その一連の動作はローグスの技に近い流れであったが、ファイは意識していた訳ではない。それでもローグスの技を見ていたからこそ、男の不意を突くことが出来たと言える。
致命傷を与えた訳ではないが、満足に戦える程の余力は残っていないだろう。そう判断し、ファイは剣に着いた血を振り払い鞘に剣を収めた。
情けをかけた訳ではない。人の命を奪う――その重みを本能的に回避しようとしたのだろう。とは言え、放って置けば助からない可能性の方が高いが……
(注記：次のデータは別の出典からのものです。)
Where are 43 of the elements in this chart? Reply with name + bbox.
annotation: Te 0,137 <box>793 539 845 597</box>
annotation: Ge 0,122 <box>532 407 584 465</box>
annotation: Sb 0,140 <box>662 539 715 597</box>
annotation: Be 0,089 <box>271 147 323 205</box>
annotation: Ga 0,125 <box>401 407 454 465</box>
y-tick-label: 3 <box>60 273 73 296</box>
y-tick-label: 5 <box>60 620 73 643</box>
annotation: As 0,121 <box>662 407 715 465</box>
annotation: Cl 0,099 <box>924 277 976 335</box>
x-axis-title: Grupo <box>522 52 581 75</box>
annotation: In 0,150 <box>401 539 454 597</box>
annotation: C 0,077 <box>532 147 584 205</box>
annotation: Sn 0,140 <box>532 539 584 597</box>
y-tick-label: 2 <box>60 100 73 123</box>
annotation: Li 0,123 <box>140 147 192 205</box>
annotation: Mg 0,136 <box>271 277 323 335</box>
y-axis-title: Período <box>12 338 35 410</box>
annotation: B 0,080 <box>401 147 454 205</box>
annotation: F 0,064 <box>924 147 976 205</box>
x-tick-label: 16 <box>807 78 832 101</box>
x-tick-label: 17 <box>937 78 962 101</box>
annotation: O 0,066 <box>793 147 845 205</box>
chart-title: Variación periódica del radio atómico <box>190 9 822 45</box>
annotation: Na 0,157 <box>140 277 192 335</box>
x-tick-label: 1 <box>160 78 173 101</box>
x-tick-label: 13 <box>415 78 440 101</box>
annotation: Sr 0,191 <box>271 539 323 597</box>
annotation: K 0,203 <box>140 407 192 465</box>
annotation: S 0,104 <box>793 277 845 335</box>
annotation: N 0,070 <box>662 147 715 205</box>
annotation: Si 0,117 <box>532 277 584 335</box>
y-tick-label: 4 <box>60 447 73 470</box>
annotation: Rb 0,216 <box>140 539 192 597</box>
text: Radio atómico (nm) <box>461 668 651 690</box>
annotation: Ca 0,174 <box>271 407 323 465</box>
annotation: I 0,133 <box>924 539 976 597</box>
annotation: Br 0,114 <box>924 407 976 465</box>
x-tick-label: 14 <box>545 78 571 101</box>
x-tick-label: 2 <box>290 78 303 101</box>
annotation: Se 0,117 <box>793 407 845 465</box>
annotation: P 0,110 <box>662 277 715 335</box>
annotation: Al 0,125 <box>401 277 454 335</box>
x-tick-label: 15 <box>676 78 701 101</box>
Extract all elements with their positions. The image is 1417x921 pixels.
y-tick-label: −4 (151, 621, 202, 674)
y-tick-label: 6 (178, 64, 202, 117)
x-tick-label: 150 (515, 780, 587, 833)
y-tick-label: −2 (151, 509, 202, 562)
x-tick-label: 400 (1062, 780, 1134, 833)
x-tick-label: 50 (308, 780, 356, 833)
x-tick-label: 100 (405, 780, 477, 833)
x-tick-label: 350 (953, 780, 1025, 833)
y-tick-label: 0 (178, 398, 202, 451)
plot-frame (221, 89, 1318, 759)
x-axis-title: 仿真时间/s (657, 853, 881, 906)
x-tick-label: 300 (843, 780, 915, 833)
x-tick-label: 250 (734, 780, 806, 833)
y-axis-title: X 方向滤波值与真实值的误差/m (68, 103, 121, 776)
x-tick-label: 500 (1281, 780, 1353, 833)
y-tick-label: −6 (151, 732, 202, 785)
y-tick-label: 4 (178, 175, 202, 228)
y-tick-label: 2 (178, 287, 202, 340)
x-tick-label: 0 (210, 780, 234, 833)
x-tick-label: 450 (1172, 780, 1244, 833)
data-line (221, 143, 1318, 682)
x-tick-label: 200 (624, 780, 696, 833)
「侵入者……さっきの隊長の様子からすると、こいつ一人ってわけじゃないみたいだな……」
どうしたものかと、先日の試験の内容を思い出しながら思考を巡らせる。試験の時に導き出した答えが合っているのかどうかは分からない。それ以前に、今現在と試験内容とでは立場が違う。ならば、今の自分が何をするべきなのか……
「ちょっと待てよ……冗談だろ?」
その答えを出すよりも早く、ファイは愕然とした。今し方苦労して倒したばかりの男と全く同じ格好をした男が二人、目の前に現れたからだ。
「ルーク!」
一度収めた剣を再び抜き、何とか気持ちを奮い立たせたその時、背後からそんな叫び声を聞いてファイは意識だけを後方へと向けた。
「二対一か……? 助太刀するぜ」
「ジーン先輩……助かります」
現れたローグスを横目にそんな会話をしている間に、二人の男はほぼ同時に床を蹴っていた。勿論向かう先はファイとローグス。